GET /uploads/123 HTTP/1.1
Accept: application/vnd.huddle.data+xml
HTTP/1.1 200 OK
Content-Type: application/vnd.huddle.data+xml
<documentUploadProgress xmlns="http://schema.huddle.net/2011/02/">
<link rel="self" href="/documentuploads/123" />
<link rel="documentContent" href="/documents/123/content" />
<totalBytes>987123</totalBytes>
<bytesWritten>963699</bytesWritten>
<bytesRemaining>23424</bytesRemaining>
<estimatedSecondsRemaining>69</estimatedSecondsRemaining>
<percentageComplete>95</percentageComplete>
<documentStatus>Processing</documentStatus>
<uploadStatus>Uploading</documentStatus>
<message />
</documentUploadProgress>
<documentUploadProgress xmlns="http://schema.huddle.net/2011/02/">
<link rel="self" href="/documentuploads/123" />
<link rel="documentContent" href="/documents/123/content" />
<totalBytes>987123</totalBytes>
<bytesWritten>963699</bytesWritten>
<bytesRemaining>23424</bytesRemaining>
<estimatedSecondsRemaining>69</estimatedSecondsRemaining>
<percentageComplete>95</percentageComplete>
<documentStatus>Processing</documentStatus>
<uploadStatus>Uploading</documentStatus>
<message />
</documentUploadProgress>
Name | Description |
---|---|
totalBytes | Size of the upload in bytes. |
bytesWritten | Approximate number of bytes already uploaded to Huddle. |
bytesRemaining | Approximate number of bytes awaiting to be uploaded to Huddle |
estimatedSecondsRemaining | Estimate of the remaining time to finish the upload. |
percentageComplete | Estimate of what percentage of the document has been uploaded to Huddle. |
documentStatus | Complete = the document is not processing |
uploadStatus | Pending = the upload has been initiated but we have not received any bytes yet; Uploading = the upload is in progress, bytes have been recieved and the server is waiting for the next bytes; Processing = all bytes have been received and we are now processing the file; Complete = the upload and subsequent processing is complete; Cancelled = the upload has been cancelled; Error = a processing error occurred; Expired = The upload has not received any bytes within an expected period of time and has therefore presumed to be aborted.
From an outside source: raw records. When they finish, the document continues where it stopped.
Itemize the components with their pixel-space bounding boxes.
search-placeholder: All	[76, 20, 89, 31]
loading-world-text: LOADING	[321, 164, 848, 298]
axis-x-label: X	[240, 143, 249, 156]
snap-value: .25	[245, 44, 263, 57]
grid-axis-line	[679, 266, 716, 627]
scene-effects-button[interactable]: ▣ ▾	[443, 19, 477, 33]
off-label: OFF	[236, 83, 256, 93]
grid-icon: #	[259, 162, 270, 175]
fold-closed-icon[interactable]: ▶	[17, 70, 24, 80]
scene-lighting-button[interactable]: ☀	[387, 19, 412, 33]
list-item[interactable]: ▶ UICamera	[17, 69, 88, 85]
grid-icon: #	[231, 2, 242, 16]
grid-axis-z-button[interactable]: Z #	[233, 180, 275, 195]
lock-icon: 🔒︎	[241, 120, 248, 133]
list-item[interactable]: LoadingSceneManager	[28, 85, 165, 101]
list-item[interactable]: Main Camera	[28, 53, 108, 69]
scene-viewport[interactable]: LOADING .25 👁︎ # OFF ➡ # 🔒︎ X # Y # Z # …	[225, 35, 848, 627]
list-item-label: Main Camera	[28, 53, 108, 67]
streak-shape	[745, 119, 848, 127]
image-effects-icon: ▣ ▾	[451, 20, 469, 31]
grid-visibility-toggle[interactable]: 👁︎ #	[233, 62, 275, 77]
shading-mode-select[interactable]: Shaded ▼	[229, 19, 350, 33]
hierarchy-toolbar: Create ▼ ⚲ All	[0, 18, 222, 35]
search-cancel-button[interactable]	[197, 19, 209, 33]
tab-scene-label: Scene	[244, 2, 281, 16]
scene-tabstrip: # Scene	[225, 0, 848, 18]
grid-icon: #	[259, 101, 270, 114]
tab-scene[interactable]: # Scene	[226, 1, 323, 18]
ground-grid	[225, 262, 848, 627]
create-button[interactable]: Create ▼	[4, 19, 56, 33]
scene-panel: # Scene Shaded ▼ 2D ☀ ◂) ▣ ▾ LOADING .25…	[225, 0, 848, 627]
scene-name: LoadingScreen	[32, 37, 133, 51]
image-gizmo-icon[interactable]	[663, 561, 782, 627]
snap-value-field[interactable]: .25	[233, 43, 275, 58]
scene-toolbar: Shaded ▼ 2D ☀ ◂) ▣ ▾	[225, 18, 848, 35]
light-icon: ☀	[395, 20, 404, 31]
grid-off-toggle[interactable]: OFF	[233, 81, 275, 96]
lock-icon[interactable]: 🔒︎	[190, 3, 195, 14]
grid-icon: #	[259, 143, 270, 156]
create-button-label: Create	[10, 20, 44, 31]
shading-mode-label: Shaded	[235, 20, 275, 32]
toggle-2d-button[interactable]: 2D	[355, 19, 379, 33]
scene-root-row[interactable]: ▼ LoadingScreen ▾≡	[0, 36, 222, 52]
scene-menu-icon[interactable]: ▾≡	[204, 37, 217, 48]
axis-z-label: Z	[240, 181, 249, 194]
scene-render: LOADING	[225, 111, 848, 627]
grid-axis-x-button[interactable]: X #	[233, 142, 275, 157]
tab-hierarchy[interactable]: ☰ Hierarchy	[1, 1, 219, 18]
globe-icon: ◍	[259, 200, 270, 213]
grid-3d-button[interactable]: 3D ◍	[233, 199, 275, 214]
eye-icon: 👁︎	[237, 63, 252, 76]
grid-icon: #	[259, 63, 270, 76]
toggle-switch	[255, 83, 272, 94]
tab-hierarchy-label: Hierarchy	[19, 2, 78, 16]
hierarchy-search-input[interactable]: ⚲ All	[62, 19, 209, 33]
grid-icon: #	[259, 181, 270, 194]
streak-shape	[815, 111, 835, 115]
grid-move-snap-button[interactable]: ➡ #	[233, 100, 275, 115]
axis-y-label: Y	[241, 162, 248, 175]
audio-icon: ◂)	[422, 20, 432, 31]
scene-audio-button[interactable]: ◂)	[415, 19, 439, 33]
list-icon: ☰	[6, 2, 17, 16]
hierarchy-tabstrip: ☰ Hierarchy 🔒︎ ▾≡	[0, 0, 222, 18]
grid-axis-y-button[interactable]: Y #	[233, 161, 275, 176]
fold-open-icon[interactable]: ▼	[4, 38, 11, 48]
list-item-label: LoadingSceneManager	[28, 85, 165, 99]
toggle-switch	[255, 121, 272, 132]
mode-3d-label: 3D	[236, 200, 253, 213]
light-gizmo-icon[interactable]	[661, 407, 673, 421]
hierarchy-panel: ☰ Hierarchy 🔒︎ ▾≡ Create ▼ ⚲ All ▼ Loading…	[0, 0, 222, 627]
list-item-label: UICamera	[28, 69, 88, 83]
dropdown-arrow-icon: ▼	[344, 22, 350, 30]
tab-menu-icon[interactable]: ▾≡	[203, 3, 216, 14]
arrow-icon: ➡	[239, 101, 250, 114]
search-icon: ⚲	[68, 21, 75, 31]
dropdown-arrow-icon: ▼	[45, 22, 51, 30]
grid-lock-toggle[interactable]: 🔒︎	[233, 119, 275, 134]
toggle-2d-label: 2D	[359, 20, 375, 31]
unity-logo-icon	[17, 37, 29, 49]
Note, this value may not be included in the reponse until ready for GA. |
Name | Description | Methods |
---|---|---|
self | The current URI of this document upload. | GET |
documentContent | If the upload is complete then this link will give access to the Document content. | GET |
start = documentUploadProgress
documentUploadProgress = element documentUploadProgress {
link+,
element h:totalBytes {xsd:unsignedLong},
element h:bytesWritten {xsd:unsignedLong},
element h:bytesRemaining {xsd:unsignedLong},
element h:estimatedSecondsRemaining {xsd:unsignedInt},
element h:percentageComplete {xsd:unsignedInt},
element h:documentStatus {"Complete"|"Error"|"Moving"|"Processing"},
element h:uploadStatus {"Pending"|"Uploading"|"Processing"|"Complete"|"Cancelled"|"Error"|"Expired"},
}
To cancel an upload, perform a HTTP DELETE on the link with @rel value of upload advertised on the Document resource. This will delete the document version metadata that was created as part of the first stage of the UploadingDocuments process.
DELETE /uploads/123 HTTP/1.1
HTTP/1.1 200 OK
Content-Type: application/vnd.huddle.data+xml
If a upload is already complete and you send a delete request, you will receive a 409 Conflict response.